Origen saw in the thirty pieces of silver a symbol of the Law's inadequacy — the Old Covenant "price" could never truly ransom humanity; only the Blood of Christ could. The irony is complete: the money used to price the Redeemer is ultimately used to buy a burial field for foreigners (27:7), turning Judas's blood money into an inadvertent instrument of mercy for the Gentiles.
These three verses confront the contemporary Catholic with an unsettling question: in what ways do I "price" Christ — treating my relationship with him as a transaction rather than a covenant? Judas's sin is not simply dramatic villainy; it is the logic of spiritual commodification taken to its extreme. We can betray Christ through the slow erosion of integrity — rationalizing small moral compromises for social acceptance, career advancement, or comfort. Each small negotiation — "what will you give me?" — is a whisper of Judas's bargain.

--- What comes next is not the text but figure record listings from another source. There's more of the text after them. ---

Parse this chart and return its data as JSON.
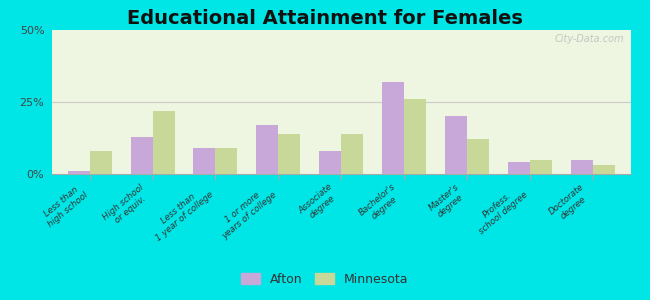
{
  "title": "Educational Attainment for Females",
  "categories": [
    "Less than\nhigh school",
    "High school\nor equiv.",
    "Less than\n1 year of college",
    "1 or more\nyears of college",
    "Associate\ndegree",
    "Bachelor's\ndegree",
    "Master's\ndegree",
    "Profess.\nschool degree",
    "Doctorate\ndegree"
  ],
  "afton_values": [
    1.0,
    13.0,
    9.0,
    17.0,
    8.0,
    32.0,
    20.0,
    4.0,
    5.0
  ],
  "minnesota_values": [
    8.0,
    22.0,
    9.0,
    14.0,
    14.0,
    26.0,
    12.0,
    5.0,
    3.0
  ],
  "afton_color": "#c8a8d8",
  "minnesota_color": "#c8d898",
  "background_color": "#00e5e5",
  "plot_bg_color": "#eef5e0",
  "title_fontsize": 14,
  "ylim": [
    0,
    50
  ],
  "yticks": [
    0,
    25,
    50
  ],
  "ytick_labels": [
    "0%",
    "25%",
    "50%"
  ],
  "bar_width": 0.35,
  "legend_labels": [
    "Afton",
    "Minnesota"
  ],
  "watermark": "City-Data.com"
}
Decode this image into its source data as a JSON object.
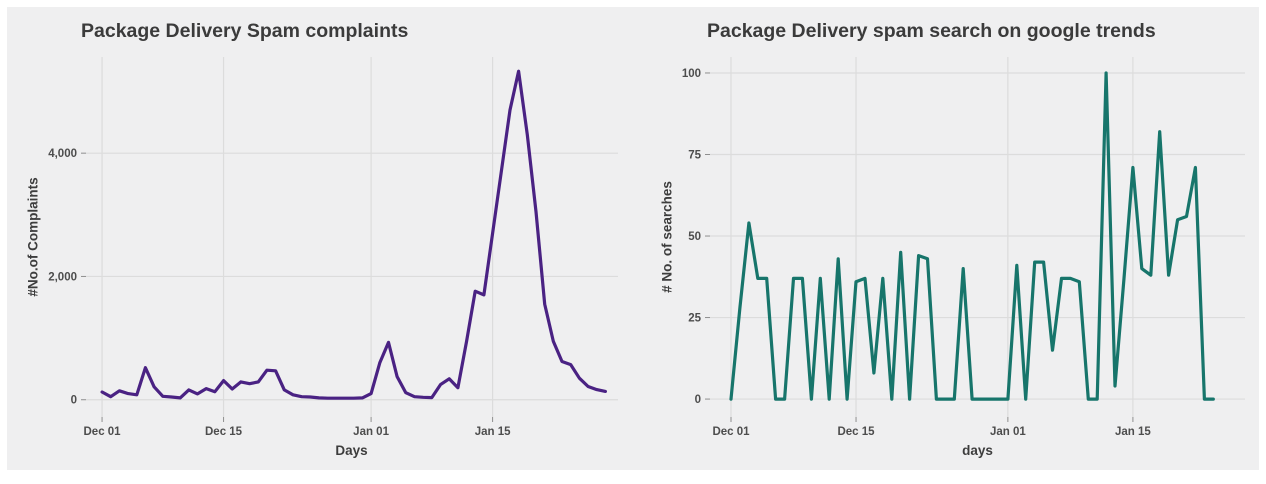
{
  "figure": {
    "page_background": "#ffffff",
    "background": "#efeff0",
    "gridline_color": "#dcdcdc",
    "tick_mark_color": "#8e8e8e",
    "title_color": "#3b3b3b",
    "axis_label_color": "#3d3d3d",
    "tick_label_color": "#4d4d4d"
  },
  "chart_data": [
    {
      "type": "line",
      "title": "Package Delivery Spam complaints",
      "xlabel": "Days",
      "ylabel": "#No.of Complaints",
      "line_color": "#4a2283",
      "grid": true,
      "legend": "none",
      "x_ticks": [
        {
          "label": "Dec 01",
          "day": 0
        },
        {
          "label": "Dec 15",
          "day": 14
        },
        {
          "label": "Jan 01",
          "day": 31
        },
        {
          "label": "Jan 15",
          "day": 45
        }
      ],
      "y_ticks": [
        {
          "label": "0",
          "value": 0
        },
        {
          "label": "2,000",
          "value": 2000
        },
        {
          "label": "4,000",
          "value": 4000
        }
      ],
      "xlim": [
        -1.85,
        59.45
      ],
      "ylim": [
        -280,
        5560
      ],
      "x_unit": "days since Dec 01",
      "values": [
        125,
        50,
        145,
        100,
        80,
        520,
        210,
        55,
        45,
        30,
        160,
        95,
        180,
        130,
        310,
        175,
        290,
        260,
        290,
        480,
        470,
        160,
        80,
        50,
        45,
        30,
        25,
        25,
        25,
        25,
        30,
        100,
        600,
        930,
        375,
        115,
        50,
        40,
        35,
        245,
        340,
        195,
        950,
        1760,
        1700,
        2700,
        3700,
        4700,
        5330,
        4300,
        3050,
        1550,
        950,
        620,
        570,
        350,
        215,
        165,
        135
      ]
    },
    {
      "type": "line",
      "title": "Package Delivery spam search on google trends",
      "xlabel": "days",
      "ylabel": "# No. of searches",
      "line_color": "#17756b",
      "grid": true,
      "legend": "none",
      "x_ticks": [
        {
          "label": "Dec 01",
          "day": 0
        },
        {
          "label": "Dec 15",
          "day": 14
        },
        {
          "label": "Jan 01",
          "day": 31
        },
        {
          "label": "Jan 15",
          "day": 45
        }
      ],
      "y_ticks": [
        {
          "label": "0",
          "value": 0
        },
        {
          "label": "25",
          "value": 25
        },
        {
          "label": "50",
          "value": 50
        },
        {
          "label": "75",
          "value": 75
        },
        {
          "label": "100",
          "value": 100
        }
      ],
      "xlim": [
        -2.35,
        57.55
      ],
      "ylim": [
        -5.5,
        104.9
      ],
      "x_unit": "days since Dec 01",
      "values": [
        0,
        28,
        54,
        37,
        37,
        0,
        0,
        37,
        37,
        0,
        37,
        0,
        43,
        0,
        36,
        37,
        8,
        37,
        0,
        45,
        0,
        44,
        43,
        0,
        0,
        0,
        40,
        0,
        0,
        0,
        0,
        0,
        41,
        0,
        42,
        42,
        15,
        37,
        37,
        36,
        0,
        0,
        100,
        4,
        37,
        71,
        40,
        38,
        82,
        38,
        55,
        56,
        71,
        0,
        0
      ]
    }
  ]
}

The Catholic tradition's emphasis on examination of conscience is directly relevant here. Just as Judas moved from a moment of decision to active, habitual seeking of opportunity (ezētei eukairian), so too does unexamined sin develop momentum. The Sacrament of Reconciliation exists precisely to interrupt that momentum — to refuse the hardening that Judas allowed. St. John Paul II, in Reconciliatio et Paenitentia (1984), described this hardening as a "social sin" that begins in individual choices. Catholics are called to ask: where am I still being given the chance to throw back the thirty pieces of silver, as Judas eventually tried to do — but this time, before it is too late?